Ceza yargılaması süreci, genel olarak iki ana evreden oluşur: soruşturma ve kovuşturma.
Soruşturma evresi, suç şüphesinin ortaya çıktığı andan itibaren, kamu davasının açılmasına
(iddianamenin kabulüne) kadar geçen süreci kapsar. Bu evre, ceza muhakemesi sisteminin en
önemli safhalarından biridir çünkü şüphelinin suçla ilişkisinin olup olmadığının araştırıldığı ilk
aşamadır. Bu evrede yürütülen işlemler, ileride açılacak davanın temelini oluşturur.
Soruşturma evresinin temel amacı, suçun işlenip işlenmediğini tespit etmek, failin kim
olduğunu belirlemek ve yeterli şüphe oluşursa kamu davasını açmak için gerekli delilleri
toplamaktır.
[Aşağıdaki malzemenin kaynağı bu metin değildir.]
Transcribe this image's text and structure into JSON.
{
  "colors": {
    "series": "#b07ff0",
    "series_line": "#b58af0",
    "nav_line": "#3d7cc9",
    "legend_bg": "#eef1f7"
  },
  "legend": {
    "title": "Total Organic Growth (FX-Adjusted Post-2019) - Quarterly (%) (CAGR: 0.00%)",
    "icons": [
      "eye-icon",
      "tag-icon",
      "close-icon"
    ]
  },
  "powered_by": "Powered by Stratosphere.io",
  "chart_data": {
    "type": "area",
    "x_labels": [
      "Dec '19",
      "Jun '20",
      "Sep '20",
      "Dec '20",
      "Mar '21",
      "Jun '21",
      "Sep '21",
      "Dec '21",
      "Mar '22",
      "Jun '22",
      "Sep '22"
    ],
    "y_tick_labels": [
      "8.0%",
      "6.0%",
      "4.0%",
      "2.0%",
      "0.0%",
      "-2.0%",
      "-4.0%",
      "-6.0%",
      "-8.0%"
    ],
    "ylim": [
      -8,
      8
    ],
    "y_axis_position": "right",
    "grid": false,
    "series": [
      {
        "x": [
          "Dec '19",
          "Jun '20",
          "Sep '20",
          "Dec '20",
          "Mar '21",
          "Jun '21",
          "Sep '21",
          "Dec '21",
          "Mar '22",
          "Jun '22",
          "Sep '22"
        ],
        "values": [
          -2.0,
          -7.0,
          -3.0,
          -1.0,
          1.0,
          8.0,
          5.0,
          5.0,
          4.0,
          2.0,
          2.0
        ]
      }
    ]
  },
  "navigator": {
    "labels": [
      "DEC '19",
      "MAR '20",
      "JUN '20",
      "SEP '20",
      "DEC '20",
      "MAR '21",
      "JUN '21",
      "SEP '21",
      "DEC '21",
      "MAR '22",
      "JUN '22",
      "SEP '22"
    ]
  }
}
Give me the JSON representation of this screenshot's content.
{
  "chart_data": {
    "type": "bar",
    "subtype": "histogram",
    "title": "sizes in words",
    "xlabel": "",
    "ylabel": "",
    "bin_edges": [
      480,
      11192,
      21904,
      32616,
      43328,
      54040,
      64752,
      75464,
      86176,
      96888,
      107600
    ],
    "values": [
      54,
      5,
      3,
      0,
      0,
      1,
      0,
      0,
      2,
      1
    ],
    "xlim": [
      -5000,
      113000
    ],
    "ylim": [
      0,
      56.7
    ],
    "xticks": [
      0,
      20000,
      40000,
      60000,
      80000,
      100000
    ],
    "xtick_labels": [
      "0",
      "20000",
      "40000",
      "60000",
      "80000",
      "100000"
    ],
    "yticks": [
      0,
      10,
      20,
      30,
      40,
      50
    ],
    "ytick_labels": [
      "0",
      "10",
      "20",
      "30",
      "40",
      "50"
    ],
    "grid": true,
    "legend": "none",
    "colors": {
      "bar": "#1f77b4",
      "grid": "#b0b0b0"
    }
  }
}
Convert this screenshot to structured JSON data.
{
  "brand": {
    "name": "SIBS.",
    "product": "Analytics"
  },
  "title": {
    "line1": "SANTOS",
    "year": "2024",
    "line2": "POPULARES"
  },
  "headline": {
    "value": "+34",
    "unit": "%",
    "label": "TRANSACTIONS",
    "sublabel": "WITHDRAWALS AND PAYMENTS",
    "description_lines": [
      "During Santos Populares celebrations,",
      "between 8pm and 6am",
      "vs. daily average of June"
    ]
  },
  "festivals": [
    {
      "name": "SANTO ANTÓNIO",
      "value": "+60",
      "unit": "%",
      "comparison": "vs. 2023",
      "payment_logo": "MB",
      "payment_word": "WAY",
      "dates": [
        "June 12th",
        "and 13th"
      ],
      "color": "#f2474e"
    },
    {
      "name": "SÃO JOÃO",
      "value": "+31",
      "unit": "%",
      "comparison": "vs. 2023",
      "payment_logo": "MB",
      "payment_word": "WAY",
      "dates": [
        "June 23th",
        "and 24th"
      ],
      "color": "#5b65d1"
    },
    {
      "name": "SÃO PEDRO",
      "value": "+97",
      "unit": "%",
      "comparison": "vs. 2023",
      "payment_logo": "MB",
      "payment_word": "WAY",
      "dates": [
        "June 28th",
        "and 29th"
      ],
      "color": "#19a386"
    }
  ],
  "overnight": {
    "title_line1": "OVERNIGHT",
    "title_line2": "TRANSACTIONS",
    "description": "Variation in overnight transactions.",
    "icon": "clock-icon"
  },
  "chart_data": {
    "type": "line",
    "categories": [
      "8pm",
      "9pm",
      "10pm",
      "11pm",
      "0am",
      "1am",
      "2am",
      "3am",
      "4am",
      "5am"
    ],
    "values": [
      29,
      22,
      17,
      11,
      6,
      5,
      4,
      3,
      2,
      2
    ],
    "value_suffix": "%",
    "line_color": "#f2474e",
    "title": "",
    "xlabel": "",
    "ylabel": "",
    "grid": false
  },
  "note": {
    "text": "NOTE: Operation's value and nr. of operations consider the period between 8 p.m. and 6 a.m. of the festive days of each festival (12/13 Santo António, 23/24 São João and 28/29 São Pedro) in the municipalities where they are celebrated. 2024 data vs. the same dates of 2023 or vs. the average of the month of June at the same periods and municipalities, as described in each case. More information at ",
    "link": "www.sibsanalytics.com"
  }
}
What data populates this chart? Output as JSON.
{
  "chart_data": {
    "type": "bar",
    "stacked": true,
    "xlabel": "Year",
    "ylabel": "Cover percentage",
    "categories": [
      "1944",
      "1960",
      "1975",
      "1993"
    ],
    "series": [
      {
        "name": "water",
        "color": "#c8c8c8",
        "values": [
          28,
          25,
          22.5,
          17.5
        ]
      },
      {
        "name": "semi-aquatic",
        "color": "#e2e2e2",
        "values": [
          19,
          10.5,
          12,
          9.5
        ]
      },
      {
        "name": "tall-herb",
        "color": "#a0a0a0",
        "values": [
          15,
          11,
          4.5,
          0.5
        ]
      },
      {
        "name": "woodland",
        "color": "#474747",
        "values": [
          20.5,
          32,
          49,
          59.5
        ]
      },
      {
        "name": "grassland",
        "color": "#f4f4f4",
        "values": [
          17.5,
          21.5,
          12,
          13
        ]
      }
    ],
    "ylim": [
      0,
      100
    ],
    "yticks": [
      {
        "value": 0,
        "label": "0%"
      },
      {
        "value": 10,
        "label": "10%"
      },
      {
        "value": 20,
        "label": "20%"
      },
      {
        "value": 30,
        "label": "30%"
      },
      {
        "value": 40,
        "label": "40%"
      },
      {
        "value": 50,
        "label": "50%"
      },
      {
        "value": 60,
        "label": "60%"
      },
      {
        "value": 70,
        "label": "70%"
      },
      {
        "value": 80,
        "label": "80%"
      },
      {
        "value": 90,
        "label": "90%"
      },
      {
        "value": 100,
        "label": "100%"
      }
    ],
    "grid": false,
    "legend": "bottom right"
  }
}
Bu süreçte hem şüphelinin hakları gözetilir, hem de suç mağdurlarının etkin bir
şekilde korunması hedeflenir.
Soruşturma evresinde yürütülen başlıca işlemler; Suç duyurusunun alınması, Delil toplama
(tanık ifadeleri, kamera kayıtları, dijital materyaller vs.), Şüpheli ifadesi alınması, Arama, el
koyma, gözaltı ve tutuklama gibi koruma tedbirleri, Bilirkişi raporları ve adli tıp incelemeleri,
Kolluk tarafından yürütülen ön araştırmalar gibi işlemlerdir.
Soruşturma aşamasında Cumhuriyet Savcısı soruşturma evresinin en önemli yetkili kişisidir.
Savcı, re’sen ya da ihbar/şikâyet üzerine harekete geçer. Kolluğun yaptığı işlemleri denetler,
yönlendirir ve bizzat bazı işlemleri yürütür. Delil toplar, ifade alır ve dava açılıp açılmayacağına
karar verir.
Kolluk Kuvvetleri (Polis, Jandarma) ise Cumhuriyet savcısının talimatıyla ya da bazı
durumlarda re’sen hareket ederek olay yeri incelemesi yapar, tanık ve şüpheli ifadelerini alır,
delil toplar. Ancak savcının denetimi altındadır.
Soruşturmanın en önemli safhalarından biri delil toplama sürecidir. Delillerin hukuka uygun
şekilde elde edilmesi gerekir. Hukuka aykırı yollarla elde edilen deliller "hukuka aykırı delil"
sayılarak yargılamada kullanılamaz.
Şüpheli ifadesi alınırken, kişiye susma hakkı, avukat bulundurma hakkı, isnat edilen suçun ne
olduğu gibi bilgiler eksiksiz bildirilmelidir. Müdafiinin hazır bulunması özellikle ağır suçlarda
zorunludur.
Soruşturma sonunda Cumhuriyet savcısı, eğer "yeterli şüphe" oluştuğunu düşünürse iddianame
düzenler. Bu iddianame sulh ceza hakimi değil, asliye ceza ya da ağır ceza mahkemesi
tarafından değerlendirilir. Mahkeme iddianameyi kabul ederse kovuşturma evresi başlar.
Yeterli şüphe oluşmazsa, savcı "kovuşturmaya yer olmadığına dair karar" verir (KYOK). Bu
karara itiraz mümkündür.
Ceza dosyalarında soruşturma evresi, yalnızca bir hazırlık süreci değil, adaletin tecellisi
açısından kritik bir aşamadır. Bu evrede yapılan usul hataları, tüm yargılama sürecini
etkileyebilir. Bu nedenle hem savcılık makamı hem de kolluk kuvvetleri, soruşturmayı
yürütürken hukuk devleti ilkeleri çerçevesinde hareket etmek zorundadır. Aynı şekilde, şüpheli
ve mağdur haklarının korunması da bu evrenin temel unsurlarındandır.